Mr Farrell would love to see more of his community stand up for Jesus and be part of the church, as well as undergoing Bible college training, but said it can be hard for people to go out from the community.  

He is also keen to show Minyerri locals how God has spoken to Aboriginal people through dreamtime stories. He paints, and takes kids on walkabout to teach them – and remind himself – how God wants to shape people into Christ’s likeness.

“Our billabong has stories from many years back,” he said, as he recalled standing beside it with his grandmother, aunty and uncle. “It’s a normal billabong... but there’s a rock inside of it and, when we were kids, we would swim in the billabong and stand on that rock.

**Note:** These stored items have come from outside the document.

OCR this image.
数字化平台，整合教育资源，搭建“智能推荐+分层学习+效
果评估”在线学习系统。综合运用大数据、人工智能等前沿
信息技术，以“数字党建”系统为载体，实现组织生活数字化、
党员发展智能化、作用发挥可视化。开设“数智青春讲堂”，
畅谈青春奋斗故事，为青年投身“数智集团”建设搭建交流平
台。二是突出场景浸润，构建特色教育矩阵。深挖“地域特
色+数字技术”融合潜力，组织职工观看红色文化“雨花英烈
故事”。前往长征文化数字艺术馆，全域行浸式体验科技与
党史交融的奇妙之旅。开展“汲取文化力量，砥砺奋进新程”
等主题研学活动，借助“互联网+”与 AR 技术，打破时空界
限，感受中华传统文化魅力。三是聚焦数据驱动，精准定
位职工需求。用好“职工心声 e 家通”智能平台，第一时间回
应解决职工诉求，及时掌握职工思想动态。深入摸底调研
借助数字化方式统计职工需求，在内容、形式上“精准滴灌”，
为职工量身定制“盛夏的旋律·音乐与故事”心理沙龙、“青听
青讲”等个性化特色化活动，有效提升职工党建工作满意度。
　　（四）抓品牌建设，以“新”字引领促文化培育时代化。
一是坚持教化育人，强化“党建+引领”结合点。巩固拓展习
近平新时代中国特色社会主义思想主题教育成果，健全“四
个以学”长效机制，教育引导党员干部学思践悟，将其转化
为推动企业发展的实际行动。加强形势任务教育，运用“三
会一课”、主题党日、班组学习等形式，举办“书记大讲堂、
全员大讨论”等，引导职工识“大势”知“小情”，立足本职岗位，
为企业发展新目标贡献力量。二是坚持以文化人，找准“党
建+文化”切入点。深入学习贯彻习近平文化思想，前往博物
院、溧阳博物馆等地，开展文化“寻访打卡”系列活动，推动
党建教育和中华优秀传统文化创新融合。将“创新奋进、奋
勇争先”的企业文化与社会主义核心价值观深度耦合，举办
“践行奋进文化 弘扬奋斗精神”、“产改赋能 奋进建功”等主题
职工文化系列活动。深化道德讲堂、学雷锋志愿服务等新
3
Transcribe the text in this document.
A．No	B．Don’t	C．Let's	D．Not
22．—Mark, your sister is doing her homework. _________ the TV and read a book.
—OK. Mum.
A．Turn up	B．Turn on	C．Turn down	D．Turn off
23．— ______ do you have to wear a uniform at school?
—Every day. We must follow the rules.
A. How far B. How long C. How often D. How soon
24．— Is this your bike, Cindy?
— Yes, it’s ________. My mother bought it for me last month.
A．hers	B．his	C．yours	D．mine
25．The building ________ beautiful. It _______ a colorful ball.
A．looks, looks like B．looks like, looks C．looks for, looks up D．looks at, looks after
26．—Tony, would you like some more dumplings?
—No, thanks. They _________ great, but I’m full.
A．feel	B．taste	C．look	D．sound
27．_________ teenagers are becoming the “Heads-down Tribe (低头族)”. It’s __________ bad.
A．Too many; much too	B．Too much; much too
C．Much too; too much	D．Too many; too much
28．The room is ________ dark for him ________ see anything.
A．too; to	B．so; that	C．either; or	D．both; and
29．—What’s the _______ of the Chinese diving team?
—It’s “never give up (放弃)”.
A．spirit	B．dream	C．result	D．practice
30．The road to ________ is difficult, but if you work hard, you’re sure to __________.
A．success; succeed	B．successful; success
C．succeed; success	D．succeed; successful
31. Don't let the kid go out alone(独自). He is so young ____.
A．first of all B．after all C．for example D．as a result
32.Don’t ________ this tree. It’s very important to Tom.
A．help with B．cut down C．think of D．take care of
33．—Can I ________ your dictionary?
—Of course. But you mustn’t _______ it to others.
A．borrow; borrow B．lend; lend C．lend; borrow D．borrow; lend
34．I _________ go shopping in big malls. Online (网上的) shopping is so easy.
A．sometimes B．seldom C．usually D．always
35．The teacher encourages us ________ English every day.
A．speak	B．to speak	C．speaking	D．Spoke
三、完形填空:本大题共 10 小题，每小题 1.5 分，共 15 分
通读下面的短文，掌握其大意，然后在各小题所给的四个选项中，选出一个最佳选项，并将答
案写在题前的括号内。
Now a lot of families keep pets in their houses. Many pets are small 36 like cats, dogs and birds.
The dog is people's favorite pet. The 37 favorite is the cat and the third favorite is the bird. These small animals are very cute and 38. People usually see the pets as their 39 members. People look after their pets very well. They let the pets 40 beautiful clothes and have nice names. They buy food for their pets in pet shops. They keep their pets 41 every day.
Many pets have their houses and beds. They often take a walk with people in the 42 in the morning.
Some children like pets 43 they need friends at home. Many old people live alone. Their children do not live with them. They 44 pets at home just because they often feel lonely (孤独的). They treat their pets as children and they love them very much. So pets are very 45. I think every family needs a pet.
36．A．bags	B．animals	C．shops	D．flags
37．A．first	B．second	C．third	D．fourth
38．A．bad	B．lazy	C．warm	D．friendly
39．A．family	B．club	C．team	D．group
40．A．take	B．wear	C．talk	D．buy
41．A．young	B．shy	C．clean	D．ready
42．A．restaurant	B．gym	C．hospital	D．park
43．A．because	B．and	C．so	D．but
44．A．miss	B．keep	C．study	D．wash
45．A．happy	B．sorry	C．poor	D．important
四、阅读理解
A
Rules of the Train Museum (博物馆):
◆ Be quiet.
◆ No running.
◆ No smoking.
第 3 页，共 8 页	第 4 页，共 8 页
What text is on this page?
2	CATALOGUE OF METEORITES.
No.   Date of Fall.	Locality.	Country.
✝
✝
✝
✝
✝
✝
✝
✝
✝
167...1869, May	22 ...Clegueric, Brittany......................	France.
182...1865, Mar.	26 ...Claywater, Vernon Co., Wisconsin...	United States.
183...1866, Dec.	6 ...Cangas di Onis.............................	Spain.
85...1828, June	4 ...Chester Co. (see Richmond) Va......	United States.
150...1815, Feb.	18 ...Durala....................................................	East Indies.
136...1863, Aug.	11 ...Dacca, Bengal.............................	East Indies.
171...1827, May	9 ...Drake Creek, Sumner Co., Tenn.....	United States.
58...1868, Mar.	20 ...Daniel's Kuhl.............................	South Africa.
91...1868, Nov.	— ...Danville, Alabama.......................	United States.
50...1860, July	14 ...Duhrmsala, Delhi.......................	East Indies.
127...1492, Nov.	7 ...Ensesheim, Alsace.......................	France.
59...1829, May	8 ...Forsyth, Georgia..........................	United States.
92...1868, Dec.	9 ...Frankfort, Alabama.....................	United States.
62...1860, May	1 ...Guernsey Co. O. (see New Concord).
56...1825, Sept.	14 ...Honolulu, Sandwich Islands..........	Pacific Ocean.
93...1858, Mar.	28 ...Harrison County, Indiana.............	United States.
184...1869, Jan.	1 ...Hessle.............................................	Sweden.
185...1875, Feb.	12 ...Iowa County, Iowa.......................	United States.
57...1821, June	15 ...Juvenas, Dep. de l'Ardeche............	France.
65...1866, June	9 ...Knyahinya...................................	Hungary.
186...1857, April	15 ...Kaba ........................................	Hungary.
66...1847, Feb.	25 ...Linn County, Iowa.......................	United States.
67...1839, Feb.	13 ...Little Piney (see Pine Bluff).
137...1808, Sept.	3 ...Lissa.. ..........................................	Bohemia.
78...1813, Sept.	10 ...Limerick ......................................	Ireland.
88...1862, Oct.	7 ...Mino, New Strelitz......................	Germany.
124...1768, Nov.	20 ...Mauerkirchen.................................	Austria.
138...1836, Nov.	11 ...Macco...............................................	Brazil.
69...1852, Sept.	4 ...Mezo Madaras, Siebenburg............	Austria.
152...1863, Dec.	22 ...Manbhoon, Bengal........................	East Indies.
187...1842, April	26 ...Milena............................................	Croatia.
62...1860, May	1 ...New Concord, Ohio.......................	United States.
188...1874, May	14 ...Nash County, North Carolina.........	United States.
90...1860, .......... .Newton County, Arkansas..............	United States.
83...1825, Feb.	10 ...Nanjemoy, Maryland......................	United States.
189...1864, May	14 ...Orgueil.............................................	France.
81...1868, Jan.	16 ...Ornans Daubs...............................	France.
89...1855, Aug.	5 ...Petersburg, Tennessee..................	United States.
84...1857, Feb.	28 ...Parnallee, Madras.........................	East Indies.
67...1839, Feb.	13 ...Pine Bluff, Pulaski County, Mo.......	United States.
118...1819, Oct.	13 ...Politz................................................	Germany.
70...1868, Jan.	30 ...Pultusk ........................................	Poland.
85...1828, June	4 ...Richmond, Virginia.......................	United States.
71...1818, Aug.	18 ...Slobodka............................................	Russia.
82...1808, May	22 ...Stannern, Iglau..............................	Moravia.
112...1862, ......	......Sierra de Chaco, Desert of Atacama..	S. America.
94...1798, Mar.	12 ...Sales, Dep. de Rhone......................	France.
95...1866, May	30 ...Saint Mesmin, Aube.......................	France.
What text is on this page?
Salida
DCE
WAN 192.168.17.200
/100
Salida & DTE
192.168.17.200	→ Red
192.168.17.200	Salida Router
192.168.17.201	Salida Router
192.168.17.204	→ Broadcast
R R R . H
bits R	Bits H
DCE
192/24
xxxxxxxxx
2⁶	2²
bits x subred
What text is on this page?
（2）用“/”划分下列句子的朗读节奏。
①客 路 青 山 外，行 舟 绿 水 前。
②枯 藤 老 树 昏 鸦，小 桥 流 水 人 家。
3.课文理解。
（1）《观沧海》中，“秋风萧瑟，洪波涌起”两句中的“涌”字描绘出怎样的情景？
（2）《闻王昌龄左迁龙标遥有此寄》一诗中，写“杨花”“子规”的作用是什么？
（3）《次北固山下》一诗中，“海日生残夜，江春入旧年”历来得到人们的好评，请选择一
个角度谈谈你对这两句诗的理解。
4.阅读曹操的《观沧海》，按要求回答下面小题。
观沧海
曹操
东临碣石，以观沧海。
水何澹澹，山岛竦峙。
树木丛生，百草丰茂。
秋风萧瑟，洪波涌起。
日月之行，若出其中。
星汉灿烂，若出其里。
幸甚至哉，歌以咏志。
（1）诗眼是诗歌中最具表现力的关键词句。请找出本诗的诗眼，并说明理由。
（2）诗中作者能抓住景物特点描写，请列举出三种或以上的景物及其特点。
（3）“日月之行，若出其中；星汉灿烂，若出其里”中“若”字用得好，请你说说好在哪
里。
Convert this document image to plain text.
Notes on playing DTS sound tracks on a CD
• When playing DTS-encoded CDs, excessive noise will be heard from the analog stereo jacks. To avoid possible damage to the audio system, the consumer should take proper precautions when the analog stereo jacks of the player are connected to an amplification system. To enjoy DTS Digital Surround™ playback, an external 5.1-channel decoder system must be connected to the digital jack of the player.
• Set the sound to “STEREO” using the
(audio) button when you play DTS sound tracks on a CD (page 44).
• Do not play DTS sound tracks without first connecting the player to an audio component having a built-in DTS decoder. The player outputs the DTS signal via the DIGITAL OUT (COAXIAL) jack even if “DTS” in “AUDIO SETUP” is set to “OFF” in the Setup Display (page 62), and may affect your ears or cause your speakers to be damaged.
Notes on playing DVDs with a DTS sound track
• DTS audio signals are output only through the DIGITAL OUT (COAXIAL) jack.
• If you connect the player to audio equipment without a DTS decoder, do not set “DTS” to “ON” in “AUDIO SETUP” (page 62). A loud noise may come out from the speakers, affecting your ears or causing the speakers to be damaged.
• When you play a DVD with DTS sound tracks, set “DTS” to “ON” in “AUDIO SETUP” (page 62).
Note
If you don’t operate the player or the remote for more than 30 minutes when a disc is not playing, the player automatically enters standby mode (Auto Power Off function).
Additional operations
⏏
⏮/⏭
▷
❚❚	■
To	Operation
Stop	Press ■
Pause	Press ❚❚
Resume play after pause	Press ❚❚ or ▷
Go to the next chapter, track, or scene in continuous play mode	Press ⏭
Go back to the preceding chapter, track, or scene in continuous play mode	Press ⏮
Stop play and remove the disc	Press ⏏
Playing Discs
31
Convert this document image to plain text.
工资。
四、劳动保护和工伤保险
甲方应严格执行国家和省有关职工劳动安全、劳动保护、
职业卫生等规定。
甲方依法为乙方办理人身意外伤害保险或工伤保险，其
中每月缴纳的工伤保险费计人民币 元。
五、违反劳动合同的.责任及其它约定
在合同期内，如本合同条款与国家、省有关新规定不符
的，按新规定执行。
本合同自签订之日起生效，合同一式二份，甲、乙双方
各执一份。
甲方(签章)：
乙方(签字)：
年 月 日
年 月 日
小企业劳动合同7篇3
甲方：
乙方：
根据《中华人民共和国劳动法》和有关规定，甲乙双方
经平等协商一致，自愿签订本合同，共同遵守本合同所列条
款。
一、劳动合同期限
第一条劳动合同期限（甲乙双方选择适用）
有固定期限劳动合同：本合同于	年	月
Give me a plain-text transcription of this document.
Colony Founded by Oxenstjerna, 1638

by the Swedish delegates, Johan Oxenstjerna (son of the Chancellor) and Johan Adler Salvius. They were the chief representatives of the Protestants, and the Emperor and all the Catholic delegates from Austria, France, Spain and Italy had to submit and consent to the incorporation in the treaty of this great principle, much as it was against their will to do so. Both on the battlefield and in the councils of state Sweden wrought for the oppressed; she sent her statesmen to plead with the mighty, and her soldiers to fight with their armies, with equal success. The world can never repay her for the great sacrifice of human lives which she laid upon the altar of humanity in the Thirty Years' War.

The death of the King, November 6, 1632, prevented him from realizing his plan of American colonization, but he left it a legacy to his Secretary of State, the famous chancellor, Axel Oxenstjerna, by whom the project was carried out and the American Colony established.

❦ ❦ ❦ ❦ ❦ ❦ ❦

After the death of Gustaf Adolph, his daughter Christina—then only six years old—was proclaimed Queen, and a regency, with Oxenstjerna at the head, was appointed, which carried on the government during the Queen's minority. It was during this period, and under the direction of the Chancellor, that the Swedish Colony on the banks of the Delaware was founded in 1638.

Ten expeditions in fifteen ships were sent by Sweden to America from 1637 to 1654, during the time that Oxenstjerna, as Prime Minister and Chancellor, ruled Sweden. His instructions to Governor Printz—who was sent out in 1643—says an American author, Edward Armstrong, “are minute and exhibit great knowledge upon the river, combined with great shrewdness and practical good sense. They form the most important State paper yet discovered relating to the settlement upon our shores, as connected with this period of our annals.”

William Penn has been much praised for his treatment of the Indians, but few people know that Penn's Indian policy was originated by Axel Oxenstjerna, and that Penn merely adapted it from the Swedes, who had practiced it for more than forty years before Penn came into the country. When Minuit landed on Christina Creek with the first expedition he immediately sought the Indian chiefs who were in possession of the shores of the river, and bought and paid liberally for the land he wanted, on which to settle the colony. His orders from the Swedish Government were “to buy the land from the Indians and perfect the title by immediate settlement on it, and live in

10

It’s still there today, and that rock is the one that keeps the water alive and fresh... without that rock there’d be no billabong. 

“I teach that to the kids – that Jesus Christ is also that rock, and what comes from him is the living word.”

 

Walk together

Bishop Anderson also spoke about a forum created to make it easier for Aboriginal leaders to express to the diocese their people’s challenges and hopes.

“Aboriginal church leaders come to all the normal things our clergy come to; ordained and lay people come to our synods – that’s all good,” he said. “But these forums are dominated by English and munanga whitefella faces... and Darren and James and Miriam can be confident in that environment, but at the same time it’s a bit swamping.”

Taking the first letter of “word” or “story” in the four main languages used in the diocese, the forum has been named WALK; Bishop Anderson sees it as “a great picture of white- fellas and the Aboriginal church leaders walking together”.

To underscore the ongoing importance of Bible translation, he added that while there was a complete Bible in Kriol, there is only a New Testament in Wubuy and Kunwinjku, and seven books in Anindilyakwa. “[Translation] is really the powerhouse of the church, because as people hear God’s word and are trained in it and respond to it, they hear God speaking – and we want them to hear God speaking in their own language.” 

Partnerships with churches were highlighted, such as the ongoing link between Minyerri and the Anglican congregation from Bobbin Head, which the bishop would be more than happy to replicate elsewhere.

“We are very open to those kinds of partnerships,” he said. “Over the years, [Bobbin Head members] have grown so many relationships with the church people there. They just come and hang out, and the Minyerri people really appreciate that... but it’s also a real encouragement to Minyerri people to know that people outside their own little patch are interested in them and praying for them and supporting them.” 

 

Training

A range of subjects have begun in recent years at Nungalinya College, including courses in chaplaincy – which Miriam Numamurdirdi has studied and now teaches to others – children’s ministry, translation, faith and family, and leadership. 

Ms Numamurdirdi now volunteers at Darwin Hospital as a chaplain, alongside Kriol-speaking missionaries. She said people need God’s word in hospital, especially if they didn’t know Jesus and were separated from family.

She particularly mentioned one man they had prayed for, who had been in hospital a long time. On a return visit less than a week later, they found him up, with family around him, ready to be discharged. 

“God is so powerful if we have faith and believe in him,” she said simply. “[There are] so many ways we can help.”

Part of Nungalinya’s training is on country, which not only makes it more accessible for students but allows teachers to present a course in a local Aboriginal language.

“There are so many different languages in the classroom – maybe 10 or 15 different languages among 20 or 25 people – so English is the language of the classroom but, if you go on country, it just gives an opportunity to do that in one community,”  the bishop said. 

“[My wife] Annette and I went out to Gunbalanya, and Annette was teaching an Old Testament overview course; and there were some cards and actions that tracked through the story. 

“She was able to help the students to think up how we would express those important truths in Kunwinjku so that they’ve got it anchored in their own mind, not in foreign concepts but in their own heart language.”